Doctor of Philosophy


Biological Sciences

First Advisor

Dr. Christine Byrd


The zebrafish is becoming an increasingly popular model for studies involving olfactory function, yet there is still much to be learned about the anatomy and circuitry of different cell types in the olfactory bulb. This study focuses on identifying the morphology and distribution of output neurons and interneurons in the olfactory bulb of adult zebrafish, Danio rerio . Furthermore, this investigation examines the cellular interactions of the primary output neuron, the mitral cell, and addresses the issue of neuronal plasticity by considering the structural stability of this cell type following loss of afferent innervation.

Using retrograde tract tracing with various dextrans and live tissue culture, we were able to label several types of output neurons in the olfactory bulb including mitral cells, ruffed cells, and ganglion cells of the terminal nerve. Mitral cells were the most numerous output neurons in the olfactory bulb.
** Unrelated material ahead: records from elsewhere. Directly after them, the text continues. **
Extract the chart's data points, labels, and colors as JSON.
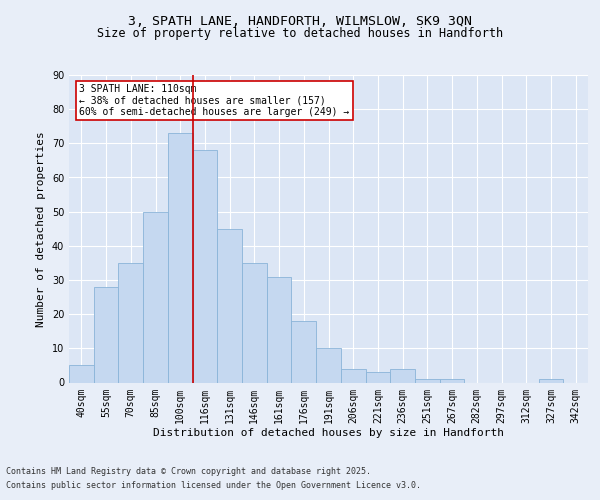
{
  "title_line1": "3, SPATH LANE, HANDFORTH, WILMSLOW, SK9 3QN",
  "title_line2": "Size of property relative to detached houses in Handforth",
  "xlabel": "Distribution of detached houses by size in Handforth",
  "ylabel": "Number of detached properties",
  "categories": [
    "40sqm",
    "55sqm",
    "70sqm",
    "85sqm",
    "100sqm",
    "116sqm",
    "131sqm",
    "146sqm",
    "161sqm",
    "176sqm",
    "191sqm",
    "206sqm",
    "221sqm",
    "236sqm",
    "251sqm",
    "267sqm",
    "282sqm",
    "297sqm",
    "312sqm",
    "327sqm",
    "342sqm"
  ],
  "values": [
    5,
    28,
    35,
    50,
    73,
    68,
    45,
    35,
    31,
    18,
    10,
    4,
    3,
    4,
    1,
    1,
    0,
    0,
    0,
    1,
    0
  ],
  "bar_color": "#c5d8f0",
  "bar_edge_color": "#8ab4d8",
  "vline_color": "#cc0000",
  "annotation_text": "3 SPATH LANE: 110sqm\n← 38% of detached houses are smaller (157)\n60% of semi-detached houses are larger (249) →",
  "annotation_box_color": "#ffffff",
  "annotation_box_edge_color": "#cc0000",
  "ylim": [
    0,
    90
  ],
  "yticks": [
    0,
    10,
    20,
    30,
    40,
    50,
    60,
    70,
    80,
    90
  ],
  "background_color": "#dce6f5",
  "grid_color": "#ffffff",
  "fig_background": "#e8eef8",
  "footer_line1": "Contains HM Land Registry data © Crown copyright and database right 2025.",
  "footer_line2": "Contains public sector information licensed under the Open Government Licence v3.0.",
  "title_fontsize": 9.5,
  "subtitle_fontsize": 8.5,
  "tick_fontsize": 7,
  "label_fontsize": 8,
  "footer_fontsize": 6,
  "annot_fontsize": 7
}
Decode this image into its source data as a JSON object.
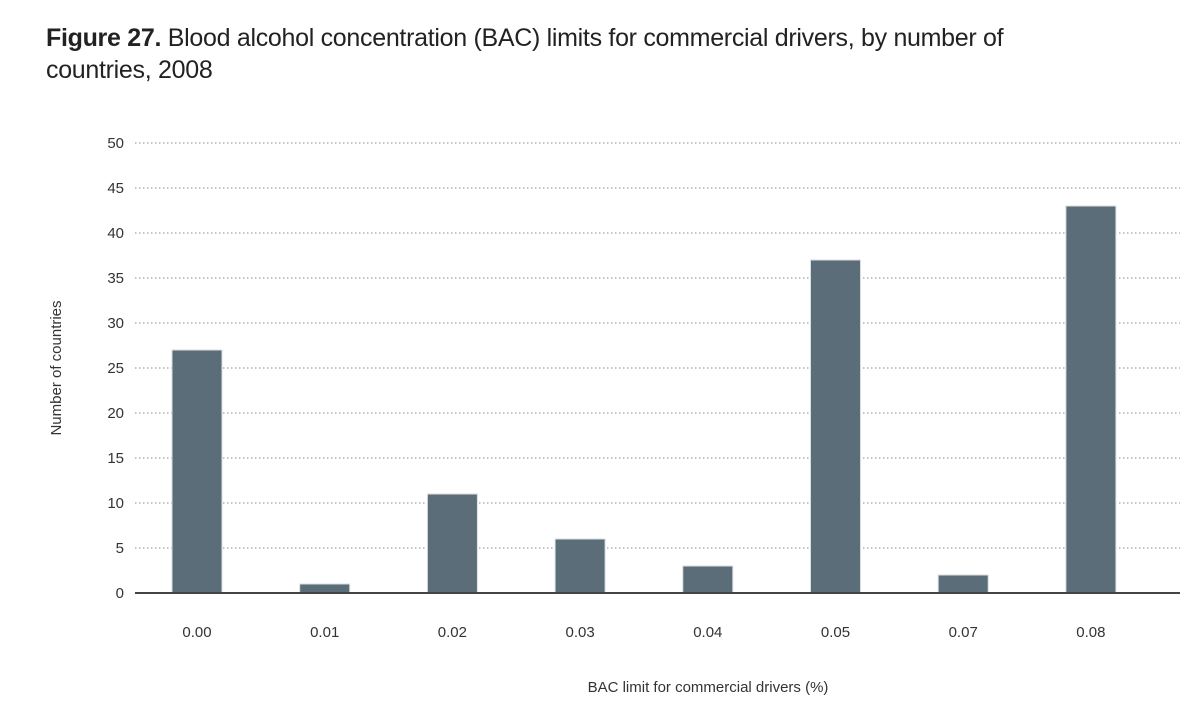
{
  "figure": {
    "number": "Figure 27.",
    "title_line1": "Blood alcohol concentration (BAC) limits for commercial drivers, by number of",
    "title_line2": "countries, 2008"
  },
  "chart_data": {
    "type": "bar",
    "categories": [
      "0.00",
      "0.01",
      "0.02",
      "0.03",
      "0.04",
      "0.05",
      "0.07",
      "0.08"
    ],
    "values": [
      27,
      1,
      11,
      6,
      3,
      37,
      2,
      43
    ],
    "xlabel": "BAC limit for commercial drivers (%)",
    "ylabel": "Number of countries",
    "ylim": [
      0,
      50
    ],
    "yticks": [
      0,
      5,
      10,
      15,
      20,
      25,
      30,
      35,
      40,
      45,
      50
    ],
    "grid": true,
    "bar_color": "#5a6d78"
  }
}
These cells, located primarily in the glomerulur layer and superficial internal cell layer, had variable-shaped somata that ranged in size from 5-20μm in diameter and 22-156μm 2 in surface area. These cells typically had a single dendritic tuft, although some cells possessed multiple primary dendrites. Even mitral cells with multiple dendrites appeared to contact a single glomerulus, a finding that suggests olfactory coding in these teleosts may be more similar to mammals than previously suggested. This information provides further background for olfactory coding and processing studies in this key model system.

Another focus of this study was to examine the structural integrity of mitral cells following generation of the olfactory nerve. A comparison of dendritic complexity at 3 to 5 months post-deafferentation showed that mitral cell morphology was affected by loss of afferent input. This investigation demonstrated that innervation was required in order to maintain dendritic complexity by 8 weeks after injury, but did not appear to alter significantly major dendritic processes even 5 months following ablation. This finding suggests that mitral cells are extremely stable structures that may be capable of reforming synaptic contacts if afferent targets are re-established following injury.